The Coq mailing list

[Bruno Barras <bruno.barras AT inria.fr>]

David Leduc wrote:
> The lack of support for universe polymorphism is already present with
> very simple examples (no need to consider the category of categories):
>
>   Inductive T : Type := t : Type -> T.
>
> Check t T  raises a universe inconsistency error.  But it should be
> accepted by Coq because when I define the inductive type T'
> (isomorphic to T) by
>
>   Inductive T' : Type := t' : Type -> T'.
>
> Check t T'  is OK!
>
>   
Are you saying you would expect "Check t T" to answer T ? Seriously ?
The problem is that it would strongly suggest that T can be embedded
inside an inhabitant of T, which is the same as having Type:Type. And
this exactly to avoid this that universes were introduced.

If we want to remain consistent, when checking whether T is convertible
with T, one has to know how the universes were instantiated in both
cases, and check whether they are compatible. In some cases (like the
one you gave), you'll be told that T is not the same as T!

This means that the surface syntax "T" would hide universe levels just
like "Type" already does. Many people already suggested that this is not
desirable and prefer to explicitly name their Types like Vladimir did in
the original thread.

Having to write "t T' : T" is indeed a good way to warn that the
argument of constructor t and its type cannot be the same! (The
duplication of definitions is the downside, of course).


>> Every few months, someone asks this question on coq-club. :)
>>     
>
> This is a pity that, in spite of the many requests, universe
> polymorphism is not considered seriously by Coq developers. (Please
> someone, tell me I am wrong).
>
>   
In fact, Coq already supports a limited form of universe polymorphism.
The levels of inductive parameters of type Type (or any arity ending
with Type) are generalized. For instance, list meets this condition, so
the universe of "list A" follows that of A.
In this situation, list does not need to carry explicitely the universe
instantiation because it is derived from the value of the parameters.
"list A" and "list B" are the same if A and B are convertible.

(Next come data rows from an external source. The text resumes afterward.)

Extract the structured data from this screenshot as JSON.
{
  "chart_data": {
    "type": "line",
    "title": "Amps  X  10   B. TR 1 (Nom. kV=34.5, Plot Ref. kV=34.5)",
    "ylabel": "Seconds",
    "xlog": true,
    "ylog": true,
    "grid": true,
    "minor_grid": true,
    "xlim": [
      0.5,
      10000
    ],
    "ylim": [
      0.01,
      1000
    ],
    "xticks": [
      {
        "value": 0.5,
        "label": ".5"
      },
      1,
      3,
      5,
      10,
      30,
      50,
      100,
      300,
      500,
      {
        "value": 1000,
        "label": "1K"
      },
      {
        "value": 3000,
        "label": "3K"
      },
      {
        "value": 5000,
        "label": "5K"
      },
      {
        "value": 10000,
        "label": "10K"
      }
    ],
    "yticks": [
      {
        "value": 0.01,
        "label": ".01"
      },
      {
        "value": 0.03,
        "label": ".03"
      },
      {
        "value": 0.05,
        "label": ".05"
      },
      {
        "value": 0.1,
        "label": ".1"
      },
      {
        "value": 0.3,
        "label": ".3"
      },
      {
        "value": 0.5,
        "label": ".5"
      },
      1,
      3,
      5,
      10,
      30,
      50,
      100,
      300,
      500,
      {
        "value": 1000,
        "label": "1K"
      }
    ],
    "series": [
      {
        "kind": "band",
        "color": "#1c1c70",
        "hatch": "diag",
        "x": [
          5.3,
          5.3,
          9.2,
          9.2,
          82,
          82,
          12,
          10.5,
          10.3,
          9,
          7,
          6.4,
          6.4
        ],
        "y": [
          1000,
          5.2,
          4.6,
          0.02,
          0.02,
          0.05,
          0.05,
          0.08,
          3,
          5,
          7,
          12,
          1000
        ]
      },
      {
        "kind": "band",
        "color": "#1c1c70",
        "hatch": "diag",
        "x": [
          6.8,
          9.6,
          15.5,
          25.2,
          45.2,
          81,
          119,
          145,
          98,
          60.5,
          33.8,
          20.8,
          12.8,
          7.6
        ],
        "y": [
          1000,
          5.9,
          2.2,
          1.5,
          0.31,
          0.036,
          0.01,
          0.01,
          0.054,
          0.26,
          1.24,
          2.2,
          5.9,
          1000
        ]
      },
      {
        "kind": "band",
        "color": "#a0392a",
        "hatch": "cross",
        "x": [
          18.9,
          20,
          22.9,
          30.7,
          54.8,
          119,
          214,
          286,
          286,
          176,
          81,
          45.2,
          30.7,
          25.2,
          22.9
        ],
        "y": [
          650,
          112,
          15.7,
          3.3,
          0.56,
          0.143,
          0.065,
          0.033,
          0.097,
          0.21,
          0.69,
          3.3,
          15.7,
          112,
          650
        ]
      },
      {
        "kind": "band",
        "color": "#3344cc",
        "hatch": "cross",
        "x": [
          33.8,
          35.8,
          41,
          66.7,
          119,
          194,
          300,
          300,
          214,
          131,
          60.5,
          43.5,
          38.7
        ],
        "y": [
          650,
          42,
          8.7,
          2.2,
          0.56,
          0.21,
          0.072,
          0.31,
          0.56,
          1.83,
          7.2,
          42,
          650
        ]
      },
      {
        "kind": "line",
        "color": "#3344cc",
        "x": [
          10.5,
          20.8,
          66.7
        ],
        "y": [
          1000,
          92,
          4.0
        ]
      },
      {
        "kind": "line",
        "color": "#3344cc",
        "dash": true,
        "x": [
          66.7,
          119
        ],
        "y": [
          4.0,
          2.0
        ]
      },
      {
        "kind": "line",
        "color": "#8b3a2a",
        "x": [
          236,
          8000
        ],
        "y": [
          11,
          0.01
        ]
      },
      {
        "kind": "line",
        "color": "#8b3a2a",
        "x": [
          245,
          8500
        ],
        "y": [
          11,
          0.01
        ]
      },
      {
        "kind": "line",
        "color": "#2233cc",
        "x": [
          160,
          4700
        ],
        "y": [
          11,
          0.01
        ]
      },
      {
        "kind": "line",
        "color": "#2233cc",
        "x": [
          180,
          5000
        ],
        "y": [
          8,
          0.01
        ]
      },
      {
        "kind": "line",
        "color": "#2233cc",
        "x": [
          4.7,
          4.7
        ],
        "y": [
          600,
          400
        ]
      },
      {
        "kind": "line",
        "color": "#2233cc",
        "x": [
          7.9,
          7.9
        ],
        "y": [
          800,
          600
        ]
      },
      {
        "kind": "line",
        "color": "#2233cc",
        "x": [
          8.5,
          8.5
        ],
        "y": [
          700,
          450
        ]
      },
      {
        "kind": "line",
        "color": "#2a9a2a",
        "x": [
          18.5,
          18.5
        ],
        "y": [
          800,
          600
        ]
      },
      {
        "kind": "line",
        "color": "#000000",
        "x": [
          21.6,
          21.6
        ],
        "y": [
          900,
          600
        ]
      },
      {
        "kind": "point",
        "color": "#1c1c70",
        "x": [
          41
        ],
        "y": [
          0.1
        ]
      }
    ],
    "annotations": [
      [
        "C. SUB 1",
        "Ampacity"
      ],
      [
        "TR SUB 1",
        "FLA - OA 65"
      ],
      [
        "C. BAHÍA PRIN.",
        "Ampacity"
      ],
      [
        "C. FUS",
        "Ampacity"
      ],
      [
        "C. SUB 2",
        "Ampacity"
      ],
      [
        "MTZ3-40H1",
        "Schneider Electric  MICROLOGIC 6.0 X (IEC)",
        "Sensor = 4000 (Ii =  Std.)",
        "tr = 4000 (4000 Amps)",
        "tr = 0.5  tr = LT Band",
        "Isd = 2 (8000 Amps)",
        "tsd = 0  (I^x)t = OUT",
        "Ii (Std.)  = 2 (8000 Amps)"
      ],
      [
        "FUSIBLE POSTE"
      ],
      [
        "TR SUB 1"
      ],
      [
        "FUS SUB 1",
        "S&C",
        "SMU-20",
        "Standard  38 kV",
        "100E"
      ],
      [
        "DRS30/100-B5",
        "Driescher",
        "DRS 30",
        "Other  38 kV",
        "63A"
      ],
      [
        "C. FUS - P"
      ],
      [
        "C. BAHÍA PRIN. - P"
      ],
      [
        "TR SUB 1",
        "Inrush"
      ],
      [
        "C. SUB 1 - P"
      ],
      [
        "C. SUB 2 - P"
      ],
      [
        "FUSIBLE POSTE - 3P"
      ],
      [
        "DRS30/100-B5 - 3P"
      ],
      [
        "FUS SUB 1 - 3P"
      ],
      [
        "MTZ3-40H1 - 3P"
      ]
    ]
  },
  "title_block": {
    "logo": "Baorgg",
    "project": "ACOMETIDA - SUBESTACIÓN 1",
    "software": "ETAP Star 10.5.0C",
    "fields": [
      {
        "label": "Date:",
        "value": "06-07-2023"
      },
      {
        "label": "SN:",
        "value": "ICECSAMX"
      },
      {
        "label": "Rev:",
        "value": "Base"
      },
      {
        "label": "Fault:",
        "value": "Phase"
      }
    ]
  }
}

>>  there is no way to mention universe levels explicitly in source code
>>     
>
> Even with that you would need to duplicate definitions. If you define
> categories at level 0 and 1, then you have to duplicate 4 times the
> definition of functors (depending on the levels of source and target
> categories), 16 times the definition of natural transformation, and I
> do not count the duplications for composition of functors and natural
> transformations!!
>
>   
What you need is universe variables you can instantiate several times.
Coq provides universe variables, but they are monomorphic (except for
parameters).

They are many options to implement universe polymorphism, and we don't
know exactly what would be a good solution. You obviously don't want to
write universe instantiations everywhere. Do we want generalization to
happen at the level of constants (every time we write a constant a fresh
instance is created) or at the level of modules (it's the functor
application that creates fresh copies) ?
In the first case, this may slow down type-checking a lot. In the second
case, this is very close to copying T as T', but the module system does
it for you.

Implementing these alternatives is not so complicated, but convincing
yourself that it's correct is by far the hardest bit, believe me. (Which
variables can be generalized and which ones have to be fixed...)
We (mainly Hugo) already had a lot of trouble to get the parameter
polymorphism as it is, and I'm not even sure it is correct.

Bruno Barras.